In a column titled "Bruins Owner Jeremy Jacobs' Offer To Help TD Garden Workers During Coronavirus Pandemic Falls Short" for Forbes, Alex Reimer wrote:

And yet, Jacobs is still delaying his payments. He must possess the same level of hubris as Hobby Lobby CEO David Green, net worth of $6 billion, who allegedly wrote a letter to employees instructing them to keep working throughout the pandemic, while warning they may soon have to "tighten their belts."

The U.S. economy is bracing for perhaps its most calamitous shock in recorded history, with Federal Reserve Bank of St. Louis President James Bullard telling Bloomberg News the unemployment rate could hit 30% in the coming months. That would be higher than the Great Depression and three times more than the 2007-09 recession, according to Reuters.

...

[O]ur business leaders must take a leading philanthropic role to stop the bleeding. Mavericks owner Mark Cuban answered the call, pledging to pay arena employees immediately after the NBA had suspended its season. Many players have followed suit.

Jacobs, whose family owns the No. 5 most valuable franchise in the NHL, still falls short. His game-day workers need checks in their hands now — not months down the line.

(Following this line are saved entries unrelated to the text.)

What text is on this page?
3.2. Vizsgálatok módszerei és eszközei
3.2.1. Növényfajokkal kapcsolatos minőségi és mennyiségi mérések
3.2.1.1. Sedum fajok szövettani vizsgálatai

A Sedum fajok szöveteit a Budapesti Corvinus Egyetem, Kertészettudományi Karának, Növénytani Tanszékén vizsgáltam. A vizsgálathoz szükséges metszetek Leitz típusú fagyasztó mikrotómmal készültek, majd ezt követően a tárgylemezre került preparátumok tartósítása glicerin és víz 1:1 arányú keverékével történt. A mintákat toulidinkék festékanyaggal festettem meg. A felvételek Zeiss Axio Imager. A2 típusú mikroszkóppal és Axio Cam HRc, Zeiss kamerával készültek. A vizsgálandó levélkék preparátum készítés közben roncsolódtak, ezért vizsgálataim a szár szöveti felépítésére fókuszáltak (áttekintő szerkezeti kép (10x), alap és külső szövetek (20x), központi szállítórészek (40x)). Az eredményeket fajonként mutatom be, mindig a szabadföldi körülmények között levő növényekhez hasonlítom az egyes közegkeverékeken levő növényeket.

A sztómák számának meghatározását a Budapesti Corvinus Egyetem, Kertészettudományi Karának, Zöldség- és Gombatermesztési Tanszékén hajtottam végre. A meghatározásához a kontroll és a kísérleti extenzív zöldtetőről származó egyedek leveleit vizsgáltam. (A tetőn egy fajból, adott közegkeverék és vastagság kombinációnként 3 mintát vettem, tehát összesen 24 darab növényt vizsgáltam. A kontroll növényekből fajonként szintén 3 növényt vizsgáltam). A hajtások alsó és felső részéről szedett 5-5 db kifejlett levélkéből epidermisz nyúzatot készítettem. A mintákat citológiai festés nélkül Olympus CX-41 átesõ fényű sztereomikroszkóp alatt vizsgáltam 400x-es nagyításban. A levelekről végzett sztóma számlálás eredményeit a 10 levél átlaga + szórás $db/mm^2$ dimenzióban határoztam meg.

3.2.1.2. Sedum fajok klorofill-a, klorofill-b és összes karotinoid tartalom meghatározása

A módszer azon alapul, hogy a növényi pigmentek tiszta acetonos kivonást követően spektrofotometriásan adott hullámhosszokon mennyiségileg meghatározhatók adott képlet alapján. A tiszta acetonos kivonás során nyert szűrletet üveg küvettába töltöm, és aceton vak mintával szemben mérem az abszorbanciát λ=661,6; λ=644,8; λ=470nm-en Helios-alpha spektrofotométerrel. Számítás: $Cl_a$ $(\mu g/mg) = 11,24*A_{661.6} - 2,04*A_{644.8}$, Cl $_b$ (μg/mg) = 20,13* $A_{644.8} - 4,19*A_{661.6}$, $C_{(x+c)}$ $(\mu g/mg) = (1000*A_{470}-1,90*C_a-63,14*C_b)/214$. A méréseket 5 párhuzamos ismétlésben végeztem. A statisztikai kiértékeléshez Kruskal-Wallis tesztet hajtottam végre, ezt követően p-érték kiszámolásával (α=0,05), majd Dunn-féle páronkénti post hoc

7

Over on Deadspin, which is apparently back up and running, Sam Fels wrote an expletive-filled story criticizing the Bruins owner. In terms of the quotable portion, Fels wrote:

Delaware North generates annually $3.2 billion in revenues. That's annual. Jacobs's personal net worth is $3.1 billion. Which means that 1 percent of his worth would double the fund he had set up for gameday employees, one in which he was the last NHL owner to set up for his arena workers and had to be guilted into it by the Massachusetts Attorney General. And that was only set up in case the Bruins and Celtics didn't play the rest of their seasons, which is very much up in the air right now. And even if they do, how these workers get from here to July or August, when those games could be played, is still a fraught question.

On WEEI.com, Matt Kalman wrote:

It's time to save another billion-dollar corporation some money during the worldwide Coronavirus crisis that's crippling society as a whole and has shut down sports for the foreseeable future.

The latest move by the Bruins and Delaware North Company, with Bruins owner Jeremy Jacobs as chairman, has been to enact what a press release very fancily called "temporary business stabilization measures."

...

[W]ithout the transparency that a conference call or so some of interview could bring, we can't learn which employees fall into which categories. We also don't know if there's any consideration for reducing pay to higher-ups in the Garden/Bruins corporate structure, say Bruins CEO Charlie Jacobs or president Cam Neely.

In terms of tweets, the criticism has been unrelenting from all sides -- and particularly from Bruins fans. Much of that criticism is not fit to print, but it's not difficult to find critical commentary of Jacobs.

Jacobs did sign over control of the Bruins to his six children prior to this season, but he remains chairman of Delaware North, and he remains chairman of the NHL Board of Governors.

Similar campaigns on social media and traditional media led the 76ers' ownership group to reverse course on its strategy, ultimately leading to the 76ers paying their employees their regular salaries.